Now Amazon – which is also working on a fulfillment center in Victorville that will employ more than 1,000 people – is adding to its California portfolio with one of the largest logistics facilities it’s ever built. But the way it’s being built – more than four million square feet of storage space on an 800,000-square-foot footprint – could be a way for developers to build even more logistics facilities in the Inland region, especially on the west end, which is closer to the ports of Los Angeles and Long Beach.
There’s no reason a developer can’t use the “up instead of out” approach to build a smaller logistics operation, but whether that happens soon is anyone’s guess, according to several Inland industrial developers.
“They are more expensive to build, but you might see it happen first in Los Angeles and Orange counties,” said Chuck Belden, vice chair with Cushman & Wakefield Ontario. “It could happen in those markets because they’re running out of land, and what land they have left is expensive. There’s still enough space in the Inland Empire for the 500,000 square foot projects, but that could change.”
As land gets more expensive and harder to find, some developers might look to build taller projects, said Paul Earnhart, senior vice president with Lee & Associates Ontario.
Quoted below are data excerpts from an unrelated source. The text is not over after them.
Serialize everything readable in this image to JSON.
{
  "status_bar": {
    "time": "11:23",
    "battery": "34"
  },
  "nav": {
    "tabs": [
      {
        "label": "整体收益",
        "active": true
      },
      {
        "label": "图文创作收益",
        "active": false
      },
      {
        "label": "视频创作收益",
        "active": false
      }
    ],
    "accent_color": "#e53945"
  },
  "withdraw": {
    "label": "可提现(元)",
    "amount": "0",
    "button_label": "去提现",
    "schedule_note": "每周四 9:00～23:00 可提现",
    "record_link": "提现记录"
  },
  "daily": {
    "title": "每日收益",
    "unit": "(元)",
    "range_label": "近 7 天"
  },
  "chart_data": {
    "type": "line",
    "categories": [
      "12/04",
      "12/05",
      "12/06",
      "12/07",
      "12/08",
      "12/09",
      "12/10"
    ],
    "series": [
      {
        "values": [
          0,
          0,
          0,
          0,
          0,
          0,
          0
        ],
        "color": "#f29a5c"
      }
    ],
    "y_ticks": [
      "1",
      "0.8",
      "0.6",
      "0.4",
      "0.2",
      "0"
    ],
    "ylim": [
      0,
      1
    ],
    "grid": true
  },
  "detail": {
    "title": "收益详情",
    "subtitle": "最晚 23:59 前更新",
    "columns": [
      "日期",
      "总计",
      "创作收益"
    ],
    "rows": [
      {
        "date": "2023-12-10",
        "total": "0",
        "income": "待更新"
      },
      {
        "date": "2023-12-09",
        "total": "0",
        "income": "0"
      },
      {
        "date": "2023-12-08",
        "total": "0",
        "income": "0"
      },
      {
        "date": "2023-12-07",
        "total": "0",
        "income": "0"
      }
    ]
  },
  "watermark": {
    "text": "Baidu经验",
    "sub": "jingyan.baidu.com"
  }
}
“When it gets to where you can’t get 20 acres to build on then I think you will see movement in that direction,” said Earnhart, who has been negotiating industrial transactions for more than 25 years, “It will be more expensive, especially with all of the seismic regulations you have to deal with, but I think it will happen.
“You could end up with more warehouses, but that would lead to a backlash, because there are people [in the Inland Empire] who are getting tired of so many warehouses.”
One such person is Ana Gonzalez, executive director of the Center for Community Action and Environmental Justice.
That nonprofit group spends much of its time trying slow down logistics development in the Inland Empire, a mission that Gonzalez admits is an uphill battle.
The group, which was founded 40 years ago, is aware of the potential for tall warehouses on smaller parcels of land.
“It’s happening in other parts of the country, and it’s something we’re going to keep an eye on because it could happen here,” Gonzalez said. “It depends on where someone wants to build. A lot of cities have height regulations that would keep a taller project out, but those kind of regulations can be changed. A general plan can always be changed.”